Curry colourings threaten health
Friday 11 December 1998
Although a small amount of artificial colouring does no harm, too much can cause hyper-activity, skin rashes or breathing difficulties.
Trading standards officers who surveyed takeaways across Yorkshire found that 27 per cent of them served curries that contained more than the permitted amount of tartrazine (E102), sunset yellow (E110) or ponceau (E124). In the worst cases, levels were three or four times the legal limit.
Councillor Barry Midwood, chairman of West Yorkshire's trading standards committee, said: "I urge them to take heed of the warnings, otherwise some may face significant fines when this exercise is repeated."
One restaurateur said it was unnecessary to add colourings if food was prepared properly.
Mohammed Aslam, managing director of the Aagrah Group of restaurants, said: "I believe Indian cooking should be authentic.
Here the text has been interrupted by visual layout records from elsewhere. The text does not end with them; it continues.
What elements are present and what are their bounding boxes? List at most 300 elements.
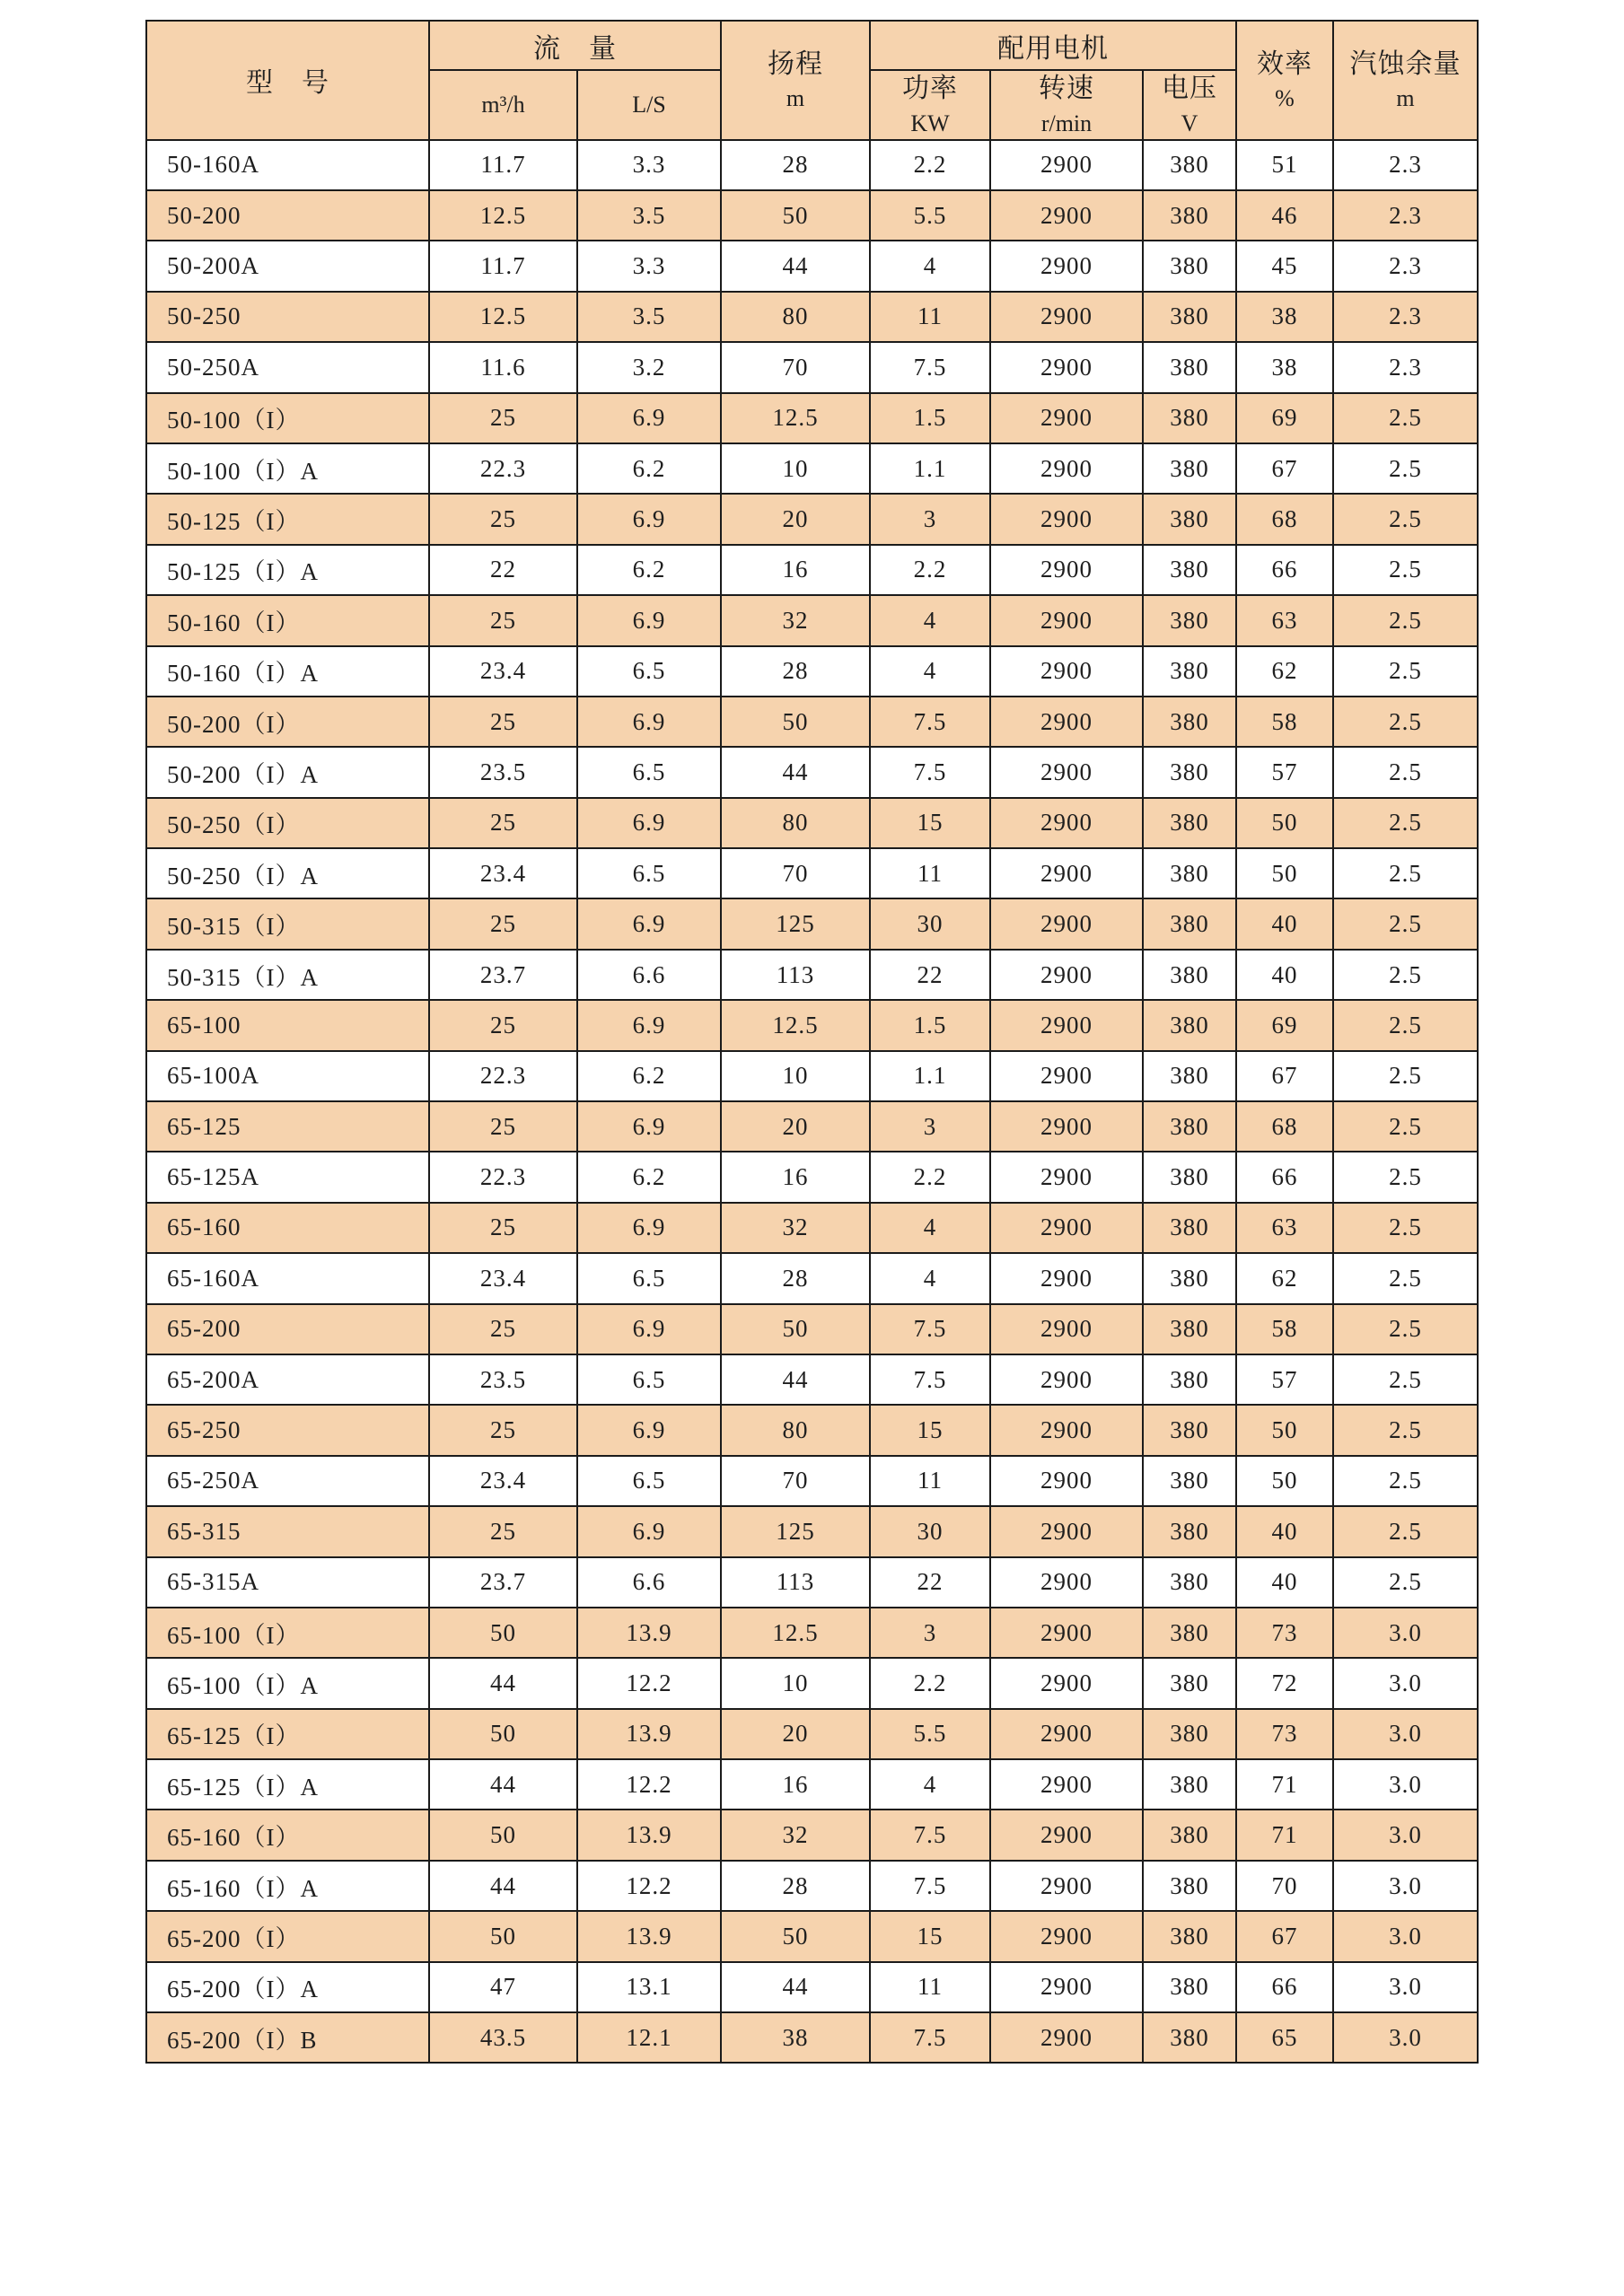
cell-model: 65-200（I） (146, 1911, 429, 1961)
cell-eff: 46 (1236, 190, 1333, 241)
cell-m3h: 23.4 (429, 1253, 577, 1303)
cell-ls: 12.2 (577, 1658, 721, 1708)
cell-v: 380 (1143, 1810, 1236, 1860)
cell-v: 380 (1143, 140, 1236, 190)
cell-rpm: 2900 (990, 1506, 1143, 1556)
cell-npsh: 2.5 (1333, 494, 1478, 544)
cell-m3h: 44 (429, 1861, 577, 1911)
header-power (870, 70, 990, 140)
cell-v: 380 (1143, 190, 1236, 241)
table-row (146, 595, 1478, 645)
cell-v: 380 (1143, 494, 1236, 544)
header-efficiency-unit: % (1275, 85, 1295, 111)
cell-head: 44 (721, 747, 870, 797)
cell-head: 16 (721, 1152, 870, 1202)
pump-spec-table (145, 20, 1479, 2064)
cell-ls: 6.2 (577, 1152, 721, 1202)
cell-ls: 6.9 (577, 898, 721, 949)
cell-v: 380 (1143, 697, 1236, 747)
cell-eff: 57 (1236, 1354, 1333, 1405)
header-flow: 流 量 (429, 21, 721, 70)
cell-kw: 30 (870, 898, 990, 949)
cell-head: 50 (721, 1911, 870, 1961)
cell-kw: 15 (870, 1911, 990, 1961)
cell-ls: 6.5 (577, 1456, 721, 1506)
cell-model: 50-100（I） (146, 393, 429, 443)
cell-head: 44 (721, 241, 870, 291)
cell-rpm: 2900 (990, 292, 1143, 342)
cell-eff: 40 (1236, 950, 1333, 1000)
cell-v: 380 (1143, 1000, 1236, 1050)
cell-npsh: 2.5 (1333, 1304, 1478, 1354)
table-row (146, 545, 1478, 595)
cell-m3h: 23.7 (429, 1557, 577, 1608)
cell-model: 65-160A (146, 1253, 429, 1303)
cell-head: 32 (721, 1810, 870, 1860)
cell-kw: 1.1 (870, 443, 990, 494)
cell-eff: 40 (1236, 1557, 1333, 1608)
cell-model: 50-250（I）A (146, 848, 429, 898)
cell-v: 380 (1143, 898, 1236, 949)
cell-v: 380 (1143, 1304, 1236, 1354)
cell-npsh: 3.0 (1333, 1962, 1478, 2012)
cell-eff: 71 (1236, 1759, 1333, 1810)
cell-m3h: 25 (429, 1506, 577, 1556)
cell-v: 380 (1143, 1911, 1236, 1961)
cell-npsh: 3.0 (1333, 1608, 1478, 1658)
cell-m3h: 11.7 (429, 241, 577, 291)
cell-kw: 30 (870, 1506, 990, 1556)
cell-head: 70 (721, 1456, 870, 1506)
cell-m3h: 25 (429, 697, 577, 747)
table-row (146, 798, 1478, 848)
cell-rpm: 2900 (990, 1101, 1143, 1152)
cell-v: 380 (1143, 595, 1236, 645)
cell-kw: 4 (870, 1759, 990, 1810)
cell-v: 380 (1143, 1709, 1236, 1759)
cell-ls: 6.2 (577, 1051, 721, 1101)
table-body (146, 140, 1478, 2064)
cell-ls: 6.9 (577, 1203, 721, 1253)
cell-kw: 7.5 (870, 1354, 990, 1405)
cell-m3h: 50 (429, 1608, 577, 1658)
table-row (146, 1506, 1478, 1556)
cell-eff: 72 (1236, 1658, 1333, 1708)
cell-rpm: 2900 (990, 494, 1143, 544)
cell-v: 380 (1143, 646, 1236, 697)
cell-eff: 67 (1236, 1911, 1333, 1961)
cell-kw: 22 (870, 950, 990, 1000)
cell-eff: 50 (1236, 848, 1333, 898)
table-row (146, 1203, 1478, 1253)
cell-eff: 73 (1236, 1608, 1333, 1658)
cell-head: 10 (721, 1051, 870, 1101)
cell-v: 380 (1143, 747, 1236, 797)
header-voltage (1143, 70, 1236, 140)
table-row (146, 241, 1478, 291)
cell-head: 16 (721, 545, 870, 595)
cell-kw: 7.5 (870, 697, 990, 747)
cell-v: 380 (1143, 1203, 1236, 1253)
cell-ls: 6.9 (577, 494, 721, 544)
cell-rpm: 2900 (990, 1456, 1143, 1506)
table-row (146, 494, 1478, 544)
cell-head: 32 (721, 595, 870, 645)
cell-kw: 22 (870, 1557, 990, 1608)
cell-rpm: 2900 (990, 898, 1143, 949)
cell-kw: 4 (870, 1203, 990, 1253)
cell-eff: 40 (1236, 1506, 1333, 1556)
cell-rpm: 2900 (990, 1962, 1143, 2012)
cell-eff: 40 (1236, 898, 1333, 949)
cell-npsh: 2.5 (1333, 747, 1478, 797)
cell-eff: 63 (1236, 1203, 1333, 1253)
cell-rpm: 2900 (990, 443, 1143, 494)
cell-model: 65-200（I）A (146, 1962, 429, 2012)
cell-kw: 3 (870, 1101, 990, 1152)
cell-head: 80 (721, 292, 870, 342)
cell-v: 380 (1143, 1456, 1236, 1506)
cell-model: 65-160（I）A (146, 1861, 429, 1911)
cell-model: 65-315A (146, 1557, 429, 1608)
cell-m3h: 23.7 (429, 950, 577, 1000)
table-row (146, 950, 1478, 1000)
cell-m3h: 22.3 (429, 1051, 577, 1101)
cell-m3h: 44 (429, 1658, 577, 1708)
cell-model: 65-125A (146, 1152, 429, 1202)
cell-model: 65-200 (146, 1304, 429, 1354)
cell-head: 44 (721, 1354, 870, 1405)
cell-npsh: 2.5 (1333, 1557, 1478, 1608)
cell-m3h: 12.5 (429, 190, 577, 241)
cell-rpm: 2900 (990, 848, 1143, 898)
cell-head: 20 (721, 494, 870, 544)
cell-npsh: 3.0 (1333, 1658, 1478, 1708)
cell-npsh: 2.5 (1333, 950, 1478, 1000)
cell-ls: 13.1 (577, 1962, 721, 2012)
cell-head: 44 (721, 1962, 870, 2012)
cell-m3h: 43.5 (429, 2012, 577, 2063)
cell-npsh: 2.5 (1333, 393, 1478, 443)
cell-rpm: 2900 (990, 1608, 1143, 1658)
header-speed (990, 70, 1143, 140)
cell-ls: 12.1 (577, 2012, 721, 2063)
cell-m3h: 25 (429, 393, 577, 443)
header-head (721, 21, 870, 140)
cell-v: 380 (1143, 1861, 1236, 1911)
cell-model: 65-250A (146, 1456, 429, 1506)
cell-kw: 15 (870, 1405, 990, 1455)
header-flow-ls: L/S (577, 70, 721, 140)
cell-npsh: 2.5 (1333, 1051, 1478, 1101)
cell-kw: 7.5 (870, 1304, 990, 1354)
cell-npsh: 2.5 (1333, 1101, 1478, 1152)
header-power-label: 功率 (902, 74, 958, 103)
cell-rpm: 2900 (990, 950, 1143, 1000)
cell-v: 380 (1143, 798, 1236, 848)
cell-m3h: 44 (429, 1759, 577, 1810)
table-row (146, 1405, 1478, 1455)
cell-npsh: 2.5 (1333, 1506, 1478, 1556)
cell-model: 65-160（I） (146, 1810, 429, 1860)
cell-rpm: 2900 (990, 1810, 1143, 1860)
cell-kw: 11 (870, 292, 990, 342)
header-npsh-label: 汽蚀余量 (1349, 48, 1462, 79)
cell-npsh: 2.5 (1333, 1000, 1478, 1050)
cell-model: 65-125（I） (146, 1709, 429, 1759)
cell-eff: 62 (1236, 646, 1333, 697)
cell-eff: 62 (1236, 1253, 1333, 1303)
table-row (146, 646, 1478, 697)
cell-rpm: 2900 (990, 1709, 1143, 1759)
cell-kw: 2.2 (870, 545, 990, 595)
cell-eff: 71 (1236, 1810, 1333, 1860)
cell-npsh: 2.5 (1333, 697, 1478, 747)
cell-m3h: 22.3 (429, 1152, 577, 1202)
cell-head: 113 (721, 950, 870, 1000)
cell-m3h: 23.4 (429, 646, 577, 697)
cell-head: 50 (721, 1304, 870, 1354)
cell-model: 50-100（I）A (146, 443, 429, 494)
cell-v: 380 (1143, 1101, 1236, 1152)
cell-m3h: 22.3 (429, 443, 577, 494)
cell-ls: 6.6 (577, 950, 721, 1000)
cell-m3h: 11.7 (429, 140, 577, 190)
cell-v: 380 (1143, 1759, 1236, 1810)
cell-model: 50-315（I） (146, 898, 429, 949)
cell-ls: 6.9 (577, 1506, 721, 1556)
cell-ls: 13.9 (577, 1911, 721, 1961)
table-row (146, 1658, 1478, 1708)
cell-npsh: 2.5 (1333, 1253, 1478, 1303)
cell-rpm: 2900 (990, 241, 1143, 291)
cell-m3h: 50 (429, 1911, 577, 1961)
cell-ls: 6.9 (577, 1000, 721, 1050)
cell-ls: 6.9 (577, 595, 721, 645)
cell-eff: 58 (1236, 697, 1333, 747)
cell-ls: 6.9 (577, 1304, 721, 1354)
table-row (146, 1608, 1478, 1658)
cell-rpm: 2900 (990, 1911, 1143, 1961)
cell-v: 380 (1143, 1152, 1236, 1202)
cell-rpm: 2900 (990, 1861, 1143, 1911)
cell-eff: 50 (1236, 798, 1333, 848)
table-row (146, 1000, 1478, 1050)
cell-head: 12.5 (721, 1000, 870, 1050)
cell-rpm: 2900 (990, 646, 1143, 697)
header-row-1 (146, 21, 1478, 70)
cell-eff: 38 (1236, 342, 1333, 392)
cell-ls: 13.9 (577, 1810, 721, 1860)
cell-npsh: 2.5 (1333, 798, 1478, 848)
cell-head: 113 (721, 1557, 870, 1608)
cell-m3h: 25 (429, 798, 577, 848)
cell-m3h: 12.5 (429, 292, 577, 342)
cell-model: 65-100（I） (146, 1608, 429, 1658)
cell-rpm: 2900 (990, 1203, 1143, 1253)
cell-npsh: 2.3 (1333, 140, 1478, 190)
cell-ls: 12.2 (577, 1759, 721, 1810)
cell-rpm: 2900 (990, 1557, 1143, 1608)
cell-kw: 2.2 (870, 140, 990, 190)
cell-v: 380 (1143, 1253, 1236, 1303)
cell-head: 12.5 (721, 393, 870, 443)
cell-model: 50-125（I） (146, 494, 429, 544)
cell-ls: 6.9 (577, 798, 721, 848)
cell-model: 50-160A (146, 140, 429, 190)
cell-m3h: 25 (429, 1405, 577, 1455)
cell-ls: 6.9 (577, 697, 721, 747)
cell-model: 65-200（I）B (146, 2012, 429, 2063)
cell-v: 380 (1143, 2012, 1236, 2063)
cell-v: 380 (1143, 545, 1236, 595)
cell-model: 50-160（I）A (146, 646, 429, 697)
cell-npsh: 2.5 (1333, 898, 1478, 949)
cell-npsh: 3.0 (1333, 1709, 1478, 1759)
cell-npsh: 2.5 (1333, 1152, 1478, 1202)
table-row (146, 1456, 1478, 1506)
cell-rpm: 2900 (990, 1759, 1143, 1810)
cell-kw: 4 (870, 646, 990, 697)
cell-kw: 15 (870, 798, 990, 848)
cell-rpm: 2900 (990, 1354, 1143, 1405)
cell-eff: 57 (1236, 747, 1333, 797)
table-row (146, 393, 1478, 443)
cell-m3h: 22 (429, 545, 577, 595)
cell-ls: 6.6 (577, 1557, 721, 1608)
cell-kw: 3 (870, 1608, 990, 1658)
header-head-label: 扬程 (768, 48, 823, 79)
cell-model: 50-160（I） (146, 595, 429, 645)
cell-m3h: 25 (429, 595, 577, 645)
cell-kw: 4 (870, 241, 990, 291)
cell-head: 70 (721, 848, 870, 898)
cell-head: 16 (721, 1759, 870, 1810)
header-power-unit: KW (910, 110, 950, 136)
cell-head: 38 (721, 2012, 870, 2063)
cell-eff: 50 (1236, 1456, 1333, 1506)
cell-rpm: 2900 (990, 190, 1143, 241)
cell-npsh: 3.0 (1333, 1911, 1478, 1961)
cell-eff: 66 (1236, 1152, 1333, 1202)
cell-rpm: 2900 (990, 342, 1143, 392)
table-row (146, 1253, 1478, 1303)
cell-v: 380 (1143, 1405, 1236, 1455)
cell-ls: 3.3 (577, 140, 721, 190)
table-row (146, 1861, 1478, 1911)
cell-m3h: 25 (429, 1304, 577, 1354)
cell-ls: 3.3 (577, 241, 721, 291)
cell-m3h: 25 (429, 1000, 577, 1050)
cell-model: 50-125（I）A (146, 545, 429, 595)
cell-head: 50 (721, 697, 870, 747)
cell-v: 380 (1143, 1051, 1236, 1101)
cell-kw: 7.5 (870, 747, 990, 797)
cell-npsh: 2.5 (1333, 848, 1478, 898)
cell-ls: 6.5 (577, 646, 721, 697)
cell-ls: 6.5 (577, 1354, 721, 1405)
cell-npsh: 2.3 (1333, 241, 1478, 291)
cell-npsh: 2.5 (1333, 1354, 1478, 1405)
cell-eff: 51 (1236, 140, 1333, 190)
cell-head: 10 (721, 443, 870, 494)
cell-head: 80 (721, 798, 870, 848)
cell-npsh: 2.3 (1333, 292, 1478, 342)
cell-ls: 6.5 (577, 848, 721, 898)
header-voltage-unit: V (1181, 110, 1198, 136)
cell-eff: 65 (1236, 2012, 1333, 2063)
cell-ls: 13.9 (577, 1608, 721, 1658)
cell-kw: 4 (870, 595, 990, 645)
cell-rpm: 2900 (990, 140, 1143, 190)
cell-model: 50-250 (146, 292, 429, 342)
cell-ls: 12.2 (577, 1861, 721, 1911)
cell-v: 380 (1143, 443, 1236, 494)
cell-model: 50-200A (146, 241, 429, 291)
header-speed-label: 转速 (1039, 74, 1094, 103)
cell-npsh: 2.5 (1333, 1456, 1478, 1506)
cell-v: 380 (1143, 1557, 1236, 1608)
cell-eff: 69 (1236, 1000, 1333, 1050)
cell-rpm: 2900 (990, 545, 1143, 595)
cell-ls: 6.5 (577, 747, 721, 797)
cell-npsh: 3.0 (1333, 1810, 1478, 1860)
header-speed-unit: r/min (1040, 110, 1093, 136)
table-row (146, 1152, 1478, 1202)
table-row (146, 1709, 1478, 1759)
cell-eff: 73 (1236, 1709, 1333, 1759)
header-npsh-unit: m (1396, 85, 1415, 111)
header-model: 型 号 (146, 21, 429, 140)
cell-rpm: 2900 (990, 595, 1143, 645)
cell-rpm: 2900 (990, 2012, 1143, 2063)
cell-model: 65-315 (146, 1506, 429, 1556)
cell-rpm: 2900 (990, 1253, 1143, 1303)
cell-rpm: 2900 (990, 747, 1143, 797)
cell-rpm: 2900 (990, 697, 1143, 747)
cell-m3h: 23.4 (429, 848, 577, 898)
cell-m3h: 25 (429, 1203, 577, 1253)
cell-model: 50-200（I）A (146, 747, 429, 797)
table-row (146, 1354, 1478, 1405)
cell-kw: 7.5 (870, 1810, 990, 1860)
table-row (146, 2012, 1478, 2063)
cell-head: 28 (721, 1253, 870, 1303)
cell-npsh: 2.5 (1333, 595, 1478, 645)
cell-model: 50-315（I）A (146, 950, 429, 1000)
cell-eff: 70 (1236, 1861, 1333, 1911)
cell-kw: 4 (870, 1253, 990, 1303)
cell-m3h: 25 (429, 898, 577, 949)
cell-head: 20 (721, 1709, 870, 1759)
cell-model: 50-200 (146, 190, 429, 241)
cell-ls: 3.5 (577, 292, 721, 342)
cell-v: 380 (1143, 848, 1236, 898)
cell-npsh: 2.5 (1333, 646, 1478, 697)
cell-v: 380 (1143, 950, 1236, 1000)
cell-kw: 2.2 (870, 1152, 990, 1202)
table-row (146, 342, 1478, 392)
cell-eff: 45 (1236, 241, 1333, 291)
cell-model: 65-100（I）A (146, 1658, 429, 1708)
cell-m3h: 25 (429, 1101, 577, 1152)
table-row (146, 190, 1478, 241)
cell-head: 125 (721, 898, 870, 949)
cell-v: 380 (1143, 393, 1236, 443)
cell-head: 70 (721, 342, 870, 392)
table-row (146, 1557, 1478, 1608)
cell-model: 65-125 (146, 1101, 429, 1152)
Tomato powder, red chillies and turmeric should give sufficient colour. Takeaways need educating not to use artificial colours excessively and customers should ask if they have been used."
Trading standards officers are due to take enforcement action against some premises using too much artificial colour.
Rotherham and Doncaster came out worse in the survey - but in the York, East Riding and North Lincolnshire council areas all the takeaway food shops passed all the colouring, hygiene and quality tests.